Maybe my entire personality is the paradox. My left brain and my right; my builder/creator and my destroyer. The contradictory parts of me are both equally pure and "true" - they are authentic and real and representative. And I believe they are both valuable. In fact, any success I've had in life is due to my meshing of the two pieces. I concede that while I continue to play an active role in building up a better world, there may occasionally be a need to tear something down. There are certainly those among us who see annihilation and invention as mutually exclusive. But I believe it's possible that more of us than care to admit it are the walking, talking, breathing dichotomy that I am. That thing that is divided in half. The person with two non-overlapping parts that appear to be in opposition to each other - yet they can comprise a singular, awe-inspiring whole.

And speaking of awe-inspiring, I referenced the old show Northern Exposure earlier. If you don't remember the show or have never seen it, I think it's still possible to see the connection here. In the relevant episode, the townspeople get together to catapult a piano out onto the Alaskan tundra. Part of the rationale behind the flinging is "to create a pure moment." That desire for a pure moment seems even more germane to today's dialogue than it was 16 years ago when they made that episode. It's ironic that with all our technological advances, we've gained the ability to be a more connected and interactive society than ever before. There are opportunities to link up and network with our fellow humans seemingly every moment of every day. But how many of those moments are pure? How many are an authentic and meaningful exchange? How many could be called real connections that penetrate below the surface? The illusion of our incessant intermingling is one that deserves to be stripped away so we can get back to really relating with one another.

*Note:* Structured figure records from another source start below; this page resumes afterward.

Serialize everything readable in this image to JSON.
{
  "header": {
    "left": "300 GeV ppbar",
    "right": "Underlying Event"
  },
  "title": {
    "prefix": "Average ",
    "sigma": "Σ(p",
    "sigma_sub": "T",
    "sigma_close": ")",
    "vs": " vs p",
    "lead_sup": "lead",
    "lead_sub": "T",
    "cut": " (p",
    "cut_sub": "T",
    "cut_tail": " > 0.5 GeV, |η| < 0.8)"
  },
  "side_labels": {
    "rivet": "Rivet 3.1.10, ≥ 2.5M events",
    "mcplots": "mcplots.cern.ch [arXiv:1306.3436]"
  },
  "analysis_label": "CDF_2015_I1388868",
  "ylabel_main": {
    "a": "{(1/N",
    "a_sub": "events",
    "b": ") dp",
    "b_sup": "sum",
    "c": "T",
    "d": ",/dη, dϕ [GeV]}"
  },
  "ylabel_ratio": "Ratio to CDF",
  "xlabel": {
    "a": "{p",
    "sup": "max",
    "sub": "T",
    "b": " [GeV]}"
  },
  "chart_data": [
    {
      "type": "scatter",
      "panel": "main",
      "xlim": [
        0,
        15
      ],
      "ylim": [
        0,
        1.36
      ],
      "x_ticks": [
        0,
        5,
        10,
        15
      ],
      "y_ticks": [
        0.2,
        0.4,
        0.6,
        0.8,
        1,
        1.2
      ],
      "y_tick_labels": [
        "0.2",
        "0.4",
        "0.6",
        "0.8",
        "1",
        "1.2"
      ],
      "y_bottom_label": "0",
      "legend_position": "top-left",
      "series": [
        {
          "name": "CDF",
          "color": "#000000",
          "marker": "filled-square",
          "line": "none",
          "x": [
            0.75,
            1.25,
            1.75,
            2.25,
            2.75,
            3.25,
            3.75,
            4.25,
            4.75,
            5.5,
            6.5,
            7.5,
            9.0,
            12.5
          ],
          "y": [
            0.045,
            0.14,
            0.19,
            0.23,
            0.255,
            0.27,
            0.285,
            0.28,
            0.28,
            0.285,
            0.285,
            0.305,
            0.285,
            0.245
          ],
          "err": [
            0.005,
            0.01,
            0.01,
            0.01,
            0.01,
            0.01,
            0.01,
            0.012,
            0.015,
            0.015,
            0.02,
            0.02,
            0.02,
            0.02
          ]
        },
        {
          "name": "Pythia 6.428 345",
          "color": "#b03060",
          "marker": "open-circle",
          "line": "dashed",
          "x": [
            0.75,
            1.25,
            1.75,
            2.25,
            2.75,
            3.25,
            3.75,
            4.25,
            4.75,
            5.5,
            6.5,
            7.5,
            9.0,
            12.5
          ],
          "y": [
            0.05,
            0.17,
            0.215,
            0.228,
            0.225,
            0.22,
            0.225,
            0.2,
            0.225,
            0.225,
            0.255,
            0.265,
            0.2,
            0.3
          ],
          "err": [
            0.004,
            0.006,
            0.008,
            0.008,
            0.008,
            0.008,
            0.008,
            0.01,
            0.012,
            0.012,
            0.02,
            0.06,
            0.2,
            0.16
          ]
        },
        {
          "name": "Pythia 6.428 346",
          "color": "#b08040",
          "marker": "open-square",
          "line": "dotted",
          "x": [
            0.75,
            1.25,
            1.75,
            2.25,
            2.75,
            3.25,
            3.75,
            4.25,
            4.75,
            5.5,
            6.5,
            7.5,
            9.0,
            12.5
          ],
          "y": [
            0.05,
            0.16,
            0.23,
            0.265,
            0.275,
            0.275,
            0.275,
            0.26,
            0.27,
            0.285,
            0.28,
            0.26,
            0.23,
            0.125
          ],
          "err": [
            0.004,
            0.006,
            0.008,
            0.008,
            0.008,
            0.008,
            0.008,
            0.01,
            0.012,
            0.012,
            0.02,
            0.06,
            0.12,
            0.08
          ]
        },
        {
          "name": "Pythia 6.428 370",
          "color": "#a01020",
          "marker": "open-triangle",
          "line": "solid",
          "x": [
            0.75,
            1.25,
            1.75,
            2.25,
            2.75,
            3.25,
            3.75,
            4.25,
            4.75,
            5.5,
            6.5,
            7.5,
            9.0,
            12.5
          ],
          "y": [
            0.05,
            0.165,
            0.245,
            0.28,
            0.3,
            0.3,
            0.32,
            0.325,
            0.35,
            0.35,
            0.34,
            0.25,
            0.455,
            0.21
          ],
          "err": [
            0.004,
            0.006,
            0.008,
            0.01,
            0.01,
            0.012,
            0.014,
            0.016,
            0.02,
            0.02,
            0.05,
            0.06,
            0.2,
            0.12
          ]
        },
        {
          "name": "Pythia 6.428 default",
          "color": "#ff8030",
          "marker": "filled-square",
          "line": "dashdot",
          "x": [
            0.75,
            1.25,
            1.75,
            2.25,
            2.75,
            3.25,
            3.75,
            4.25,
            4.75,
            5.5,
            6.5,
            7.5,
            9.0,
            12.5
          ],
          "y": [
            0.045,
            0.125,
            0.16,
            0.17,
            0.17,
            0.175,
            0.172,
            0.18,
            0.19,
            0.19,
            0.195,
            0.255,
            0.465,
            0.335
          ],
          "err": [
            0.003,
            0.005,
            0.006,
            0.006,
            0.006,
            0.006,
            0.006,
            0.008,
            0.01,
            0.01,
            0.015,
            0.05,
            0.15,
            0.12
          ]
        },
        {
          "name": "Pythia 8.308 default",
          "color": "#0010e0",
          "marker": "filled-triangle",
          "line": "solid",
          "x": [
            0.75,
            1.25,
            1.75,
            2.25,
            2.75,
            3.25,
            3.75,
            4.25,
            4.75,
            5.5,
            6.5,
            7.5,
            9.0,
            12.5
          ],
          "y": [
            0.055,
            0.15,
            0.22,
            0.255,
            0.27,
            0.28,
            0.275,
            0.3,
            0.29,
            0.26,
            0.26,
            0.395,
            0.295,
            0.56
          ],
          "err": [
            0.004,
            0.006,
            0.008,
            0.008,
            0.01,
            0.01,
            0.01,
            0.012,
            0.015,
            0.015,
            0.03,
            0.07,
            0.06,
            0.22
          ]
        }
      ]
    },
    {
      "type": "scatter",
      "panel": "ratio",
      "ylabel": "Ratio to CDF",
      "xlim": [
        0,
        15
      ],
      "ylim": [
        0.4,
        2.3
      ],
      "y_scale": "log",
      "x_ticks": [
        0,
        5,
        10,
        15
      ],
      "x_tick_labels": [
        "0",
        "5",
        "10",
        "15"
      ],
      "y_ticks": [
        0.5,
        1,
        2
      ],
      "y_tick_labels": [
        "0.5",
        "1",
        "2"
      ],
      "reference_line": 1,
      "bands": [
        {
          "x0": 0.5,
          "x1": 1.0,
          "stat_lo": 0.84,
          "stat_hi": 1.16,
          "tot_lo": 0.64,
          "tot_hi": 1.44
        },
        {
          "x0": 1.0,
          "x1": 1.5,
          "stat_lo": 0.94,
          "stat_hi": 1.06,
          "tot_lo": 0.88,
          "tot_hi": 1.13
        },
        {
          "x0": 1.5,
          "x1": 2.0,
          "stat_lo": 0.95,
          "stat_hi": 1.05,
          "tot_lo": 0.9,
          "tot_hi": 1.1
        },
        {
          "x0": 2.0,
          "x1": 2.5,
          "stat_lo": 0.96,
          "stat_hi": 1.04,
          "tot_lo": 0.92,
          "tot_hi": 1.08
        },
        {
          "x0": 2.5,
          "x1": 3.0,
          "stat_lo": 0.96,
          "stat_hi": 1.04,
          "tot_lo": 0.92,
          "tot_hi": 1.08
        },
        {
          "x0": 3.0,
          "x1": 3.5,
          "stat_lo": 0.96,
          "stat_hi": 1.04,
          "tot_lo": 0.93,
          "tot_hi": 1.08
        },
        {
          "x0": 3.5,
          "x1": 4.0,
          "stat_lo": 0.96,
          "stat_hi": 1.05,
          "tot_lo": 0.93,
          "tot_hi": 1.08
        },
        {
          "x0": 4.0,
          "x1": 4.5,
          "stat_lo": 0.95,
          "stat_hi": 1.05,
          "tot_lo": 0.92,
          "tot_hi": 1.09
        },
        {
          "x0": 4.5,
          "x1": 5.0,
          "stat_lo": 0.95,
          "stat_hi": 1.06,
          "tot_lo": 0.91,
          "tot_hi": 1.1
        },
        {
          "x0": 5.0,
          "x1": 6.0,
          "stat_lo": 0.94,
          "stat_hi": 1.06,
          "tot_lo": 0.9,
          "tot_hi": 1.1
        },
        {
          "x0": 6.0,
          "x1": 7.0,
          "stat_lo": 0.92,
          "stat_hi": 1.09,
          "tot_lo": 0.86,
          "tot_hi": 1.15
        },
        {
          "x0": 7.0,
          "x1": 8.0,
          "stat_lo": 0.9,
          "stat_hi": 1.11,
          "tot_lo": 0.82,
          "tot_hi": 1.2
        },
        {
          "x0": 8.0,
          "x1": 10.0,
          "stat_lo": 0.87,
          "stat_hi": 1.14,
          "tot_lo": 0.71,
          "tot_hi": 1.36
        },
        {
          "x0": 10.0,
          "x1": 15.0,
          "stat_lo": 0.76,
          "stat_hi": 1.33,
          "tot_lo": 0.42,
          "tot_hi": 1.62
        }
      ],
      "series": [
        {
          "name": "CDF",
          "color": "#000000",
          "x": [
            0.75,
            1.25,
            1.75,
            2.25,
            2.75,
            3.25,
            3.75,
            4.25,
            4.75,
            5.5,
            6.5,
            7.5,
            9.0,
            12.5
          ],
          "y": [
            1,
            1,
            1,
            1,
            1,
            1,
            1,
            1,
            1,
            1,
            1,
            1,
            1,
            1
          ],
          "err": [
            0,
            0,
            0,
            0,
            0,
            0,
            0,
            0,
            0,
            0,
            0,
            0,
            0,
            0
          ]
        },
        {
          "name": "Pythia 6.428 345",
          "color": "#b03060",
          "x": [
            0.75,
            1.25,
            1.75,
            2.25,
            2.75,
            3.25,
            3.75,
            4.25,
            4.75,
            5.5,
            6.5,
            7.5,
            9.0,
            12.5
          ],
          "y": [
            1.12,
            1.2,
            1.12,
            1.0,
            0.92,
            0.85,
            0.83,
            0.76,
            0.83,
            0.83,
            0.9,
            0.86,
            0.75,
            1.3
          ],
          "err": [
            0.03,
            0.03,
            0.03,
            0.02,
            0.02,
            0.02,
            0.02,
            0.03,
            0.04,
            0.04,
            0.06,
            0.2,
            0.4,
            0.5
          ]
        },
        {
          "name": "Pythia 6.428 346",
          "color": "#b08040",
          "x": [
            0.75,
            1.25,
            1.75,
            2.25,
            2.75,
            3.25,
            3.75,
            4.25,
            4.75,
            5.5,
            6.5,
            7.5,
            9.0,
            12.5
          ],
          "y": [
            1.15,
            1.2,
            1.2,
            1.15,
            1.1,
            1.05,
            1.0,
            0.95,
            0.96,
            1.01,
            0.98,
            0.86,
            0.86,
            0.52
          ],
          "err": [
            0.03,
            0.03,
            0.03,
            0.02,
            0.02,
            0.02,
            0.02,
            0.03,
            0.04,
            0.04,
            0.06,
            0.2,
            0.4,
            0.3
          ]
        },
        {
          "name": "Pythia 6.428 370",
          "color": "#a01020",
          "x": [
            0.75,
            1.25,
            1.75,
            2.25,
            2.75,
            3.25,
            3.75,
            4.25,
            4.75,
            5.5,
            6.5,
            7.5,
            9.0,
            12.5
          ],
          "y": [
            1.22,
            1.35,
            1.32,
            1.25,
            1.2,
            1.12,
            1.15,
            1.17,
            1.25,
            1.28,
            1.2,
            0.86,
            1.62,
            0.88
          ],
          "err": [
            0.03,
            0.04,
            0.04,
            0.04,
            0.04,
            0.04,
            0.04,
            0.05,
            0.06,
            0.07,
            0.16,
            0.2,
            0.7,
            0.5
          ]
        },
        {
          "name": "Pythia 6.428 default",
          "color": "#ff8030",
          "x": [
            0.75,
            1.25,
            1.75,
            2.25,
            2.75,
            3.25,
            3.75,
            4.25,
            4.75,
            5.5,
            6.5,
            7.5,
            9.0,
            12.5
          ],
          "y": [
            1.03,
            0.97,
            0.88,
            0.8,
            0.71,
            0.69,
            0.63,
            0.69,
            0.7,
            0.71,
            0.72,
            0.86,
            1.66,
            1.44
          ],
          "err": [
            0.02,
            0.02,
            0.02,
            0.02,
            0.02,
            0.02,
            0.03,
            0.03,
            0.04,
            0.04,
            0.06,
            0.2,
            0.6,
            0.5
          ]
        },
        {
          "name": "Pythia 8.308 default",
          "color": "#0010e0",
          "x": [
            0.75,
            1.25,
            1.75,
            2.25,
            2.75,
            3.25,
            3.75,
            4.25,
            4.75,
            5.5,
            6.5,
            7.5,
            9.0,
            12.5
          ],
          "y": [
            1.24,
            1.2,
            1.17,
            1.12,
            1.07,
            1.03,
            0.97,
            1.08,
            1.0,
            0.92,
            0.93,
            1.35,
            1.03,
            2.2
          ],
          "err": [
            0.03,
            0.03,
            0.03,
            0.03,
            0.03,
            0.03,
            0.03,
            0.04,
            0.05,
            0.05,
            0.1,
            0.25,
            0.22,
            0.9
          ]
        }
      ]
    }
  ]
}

In the meantime, let's take a hard look at ourselves. Some of us truly are one thing or another; distinct and constant as the day is long. Others of us are destined to don shades of gray; variable and inconsistent to the delight of some and the vexation of others. As for me, I know what I am. I don't need Dr. Phil to tell me that my whole persona is a series of square pegs and round holes. There's no smoke and mirrors in my self-assessment. I have days where I nearly choke on forms, deadlines, schedules and expectations; when I'd rather dance or draw or sing. At the same time, I know I'll be the Steady-Eddy to the end - the blissfully malcontented team-player, the reliable one, the one who's good with numbers and linear processes; the one who gets it done - regardless of how mind-numbingly tedious it might be. I'll even pat myself on the back when I'm through. Yup. I'm going to keep bringing home the bacon. And frying it up in a pan. Just don't expect me to serve it with the usual side dishes.